I’m here to lift the shroud of secrecy surrounding teacher institute day activities. You have to promise to keep this just between us, though, okay?
1. Power Statements. Our mission as a district is stated. Our vision is stated. Goals are discussed. Excellence is encouraged. Powerful statements with unnecessary capitalization are projected: All Students Deserve to Have Seven Periods of Excellent Instruction Every Day.
During these speeches, the faculty thinks about how humid/cold/depressing/stale/bright the meeting room is. They surreptitiously type to-do lists on their phones. Some of them pray for death.
2. Smarty-Pants Words. A fancy new word within the context of the mission/vision/goal/excellence statement is presented to pique the faculty’s interest. This year’s word was “arête.” Or maybe it was “aréte.” Or “arete.” Fuck if I know, really. The punctuation was a distraction. It had something to do with excellence, of course, but I wasn’t really listening because my brain was hung up on more pressing issues: “How do you pronounce that word? Are they saying it correctly? What is the etymology? Let’s google this nonsense.”
3. Test Data. First we had NCLB — not to be confused with NKOTB! — and now we have ESSA. They’re both related to goals and data and mastery and maybe growth models and…really, again, fuck if I know. When 99% of the student population is considered “low income,” and they are struggling with all of the problems associated with poverty, their teachers are pretty much giving zero fucks about how well they did on some culturally biased standardized tests. We just want to meet the students tomorrow and start building relationships with them. Without positive relationships, limited learning will occur.
Oh — and ESSA stands for Every Student Succeeds Act, which may be the biggest load of crap of all time. The act, and its requisite standardized testing, is stacked against children of color and all children living in poverty. When students are struggling with PTSD, hunger, toothaches, lack of reading glasses, pre-diabetes, and a justified fear of crime, they’re not going to do well on an exam written by and for affluent white people.
4. Professional Work Space Nonsense. A teacher’s classroom is her kingdom and all sorts of shenanigans occur for the good of the holy box in which she works. Veteran teachers request “better” classrooms than younger teachers. Classroom supplies are hoarded. (One can never have too many Expo markers.) Coveted desk chairs and new-ish student desks are shuffled from room to room. Boxes of candy are left for the Laminating Lady in the library in an effort to get their posters laminated first. Everyone stops by to say hello to the head secretary and director of maintenance because nothing — truly nothing — will get done without their blessings or assistance.
5. See You In Three Months! Conversations. High schools are like small cities. Within my particular school, 1,800 children walk through our doors and 200 adults work together to try to make it a pleasant day for them. As a result, I have a few acquaintances with whom I have a lovely rapport, but who I very seldom ever see.

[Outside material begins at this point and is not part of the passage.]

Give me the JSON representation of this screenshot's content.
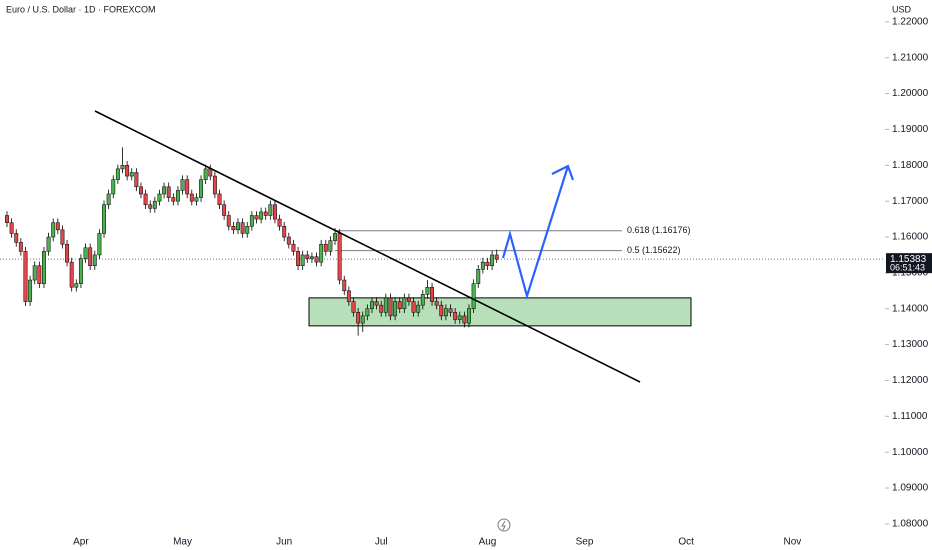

One such colleague is a PE teacher named Erin whose last name is similar in spelling to mine. We sit next to each other at parent-teacher conferences every October and February and always have lovely chats about our families, our hobbies, and recommended travel destinations. I saw Erin today, we smiled and hugged and then both laughed when I said, “Okay, I’ll see you again in October!” This is no joke. For how much movement there is within a school, many of us seldom cross paths. The institute days remind me of how isolating the profession is sometimes.
6. Impatience. We want the institute days to end so that we can get to the real point of the profession: meeting our students. It doesn’t matter how many years one has been teaching, we were all still excited and nervous. It is an honor to teach other people’s children and we can’t wait to begin the journey with them.
As always, thank you for reading, friends.